This course investigates strategies behind popular computational methods used in data science. In addition, many of the algorithms are implemented using the programming language Python. No prior programming experience is required so the course presents the basics of the Python language as well as how to leverage Python’s libraries to solve real-world problems in data science. Prerequisite: MAC 1105 or equivalent.
Spring 2021 Course Overview
This course introduces the student to the programming language Python and uses it to solve real-world problems in data science. Some basic problems in data science are investigated; for example, one such problem is classification of data such as predicting whether a tumor is malignant or benign based upon characteristics of a medical image. Another example is clustering of data to see if the data can be split into groups based on underlying properties which may not be obvious to humans. Some examples of data sets which we use include Game of Thrones battles, data on common breakfast cereals, crime data, medical data sets for diabetes and cancer, botanical data, wine quality data and data from the Titanic (a luxury passenger liner which sank in 1912). The only prerequisite for this course is College Algebra; no prior programming language is required.

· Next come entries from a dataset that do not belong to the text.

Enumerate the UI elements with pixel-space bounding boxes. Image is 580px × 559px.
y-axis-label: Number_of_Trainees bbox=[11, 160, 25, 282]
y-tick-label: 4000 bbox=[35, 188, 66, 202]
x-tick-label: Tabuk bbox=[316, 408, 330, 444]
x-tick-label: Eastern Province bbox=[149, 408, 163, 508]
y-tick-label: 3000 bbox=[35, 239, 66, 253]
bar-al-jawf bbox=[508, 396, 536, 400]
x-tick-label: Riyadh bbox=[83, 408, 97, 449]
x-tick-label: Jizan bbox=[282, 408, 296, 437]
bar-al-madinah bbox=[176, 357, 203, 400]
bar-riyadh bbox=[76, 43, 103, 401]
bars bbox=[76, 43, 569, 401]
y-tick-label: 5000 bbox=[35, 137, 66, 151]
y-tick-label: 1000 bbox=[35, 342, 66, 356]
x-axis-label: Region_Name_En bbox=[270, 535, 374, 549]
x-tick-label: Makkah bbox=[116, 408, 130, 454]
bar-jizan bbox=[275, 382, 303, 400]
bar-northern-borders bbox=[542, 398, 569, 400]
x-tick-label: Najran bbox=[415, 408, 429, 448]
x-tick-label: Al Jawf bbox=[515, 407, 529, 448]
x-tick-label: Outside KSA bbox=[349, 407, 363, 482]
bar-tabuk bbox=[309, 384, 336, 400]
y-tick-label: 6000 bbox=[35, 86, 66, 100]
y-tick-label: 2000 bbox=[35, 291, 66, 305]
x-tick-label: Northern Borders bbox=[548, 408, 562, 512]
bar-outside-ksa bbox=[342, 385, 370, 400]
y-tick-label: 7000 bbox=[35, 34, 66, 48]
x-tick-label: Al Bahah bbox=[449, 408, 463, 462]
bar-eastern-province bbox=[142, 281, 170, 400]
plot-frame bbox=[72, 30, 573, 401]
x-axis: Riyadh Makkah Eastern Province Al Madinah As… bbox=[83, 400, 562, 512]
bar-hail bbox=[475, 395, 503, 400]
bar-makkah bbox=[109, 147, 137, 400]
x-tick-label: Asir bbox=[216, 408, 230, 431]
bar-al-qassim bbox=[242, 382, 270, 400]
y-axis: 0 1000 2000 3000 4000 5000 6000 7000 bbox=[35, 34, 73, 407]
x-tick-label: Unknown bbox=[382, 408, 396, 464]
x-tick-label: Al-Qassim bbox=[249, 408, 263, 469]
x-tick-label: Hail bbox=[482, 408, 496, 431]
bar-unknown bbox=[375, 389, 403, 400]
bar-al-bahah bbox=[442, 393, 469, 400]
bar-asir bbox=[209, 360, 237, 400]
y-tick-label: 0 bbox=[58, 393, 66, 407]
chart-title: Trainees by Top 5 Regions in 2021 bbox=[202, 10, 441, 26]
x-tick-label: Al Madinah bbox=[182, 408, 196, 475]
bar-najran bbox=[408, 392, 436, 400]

"I have been wanting to learn Python for a while now and I also wanted to take a class that would expand my knowledge of data analysis/data science. This class was an ideal fit for both of these desires."
"I like the Python portion a lot. Following along to the many examples done in the videos and then doing similar ones on my own in the practice notebooks is very effective. To me, everything here is good."
"I honestly feel as though you guys did a great job with the format of this class. That means everything from the grades, organization of the assignments, videos, and written notes."
"I feel like the data science portion is done well. The reading can be pretty dense but working through examples in text and videos really helped me grasp all the conceptual material."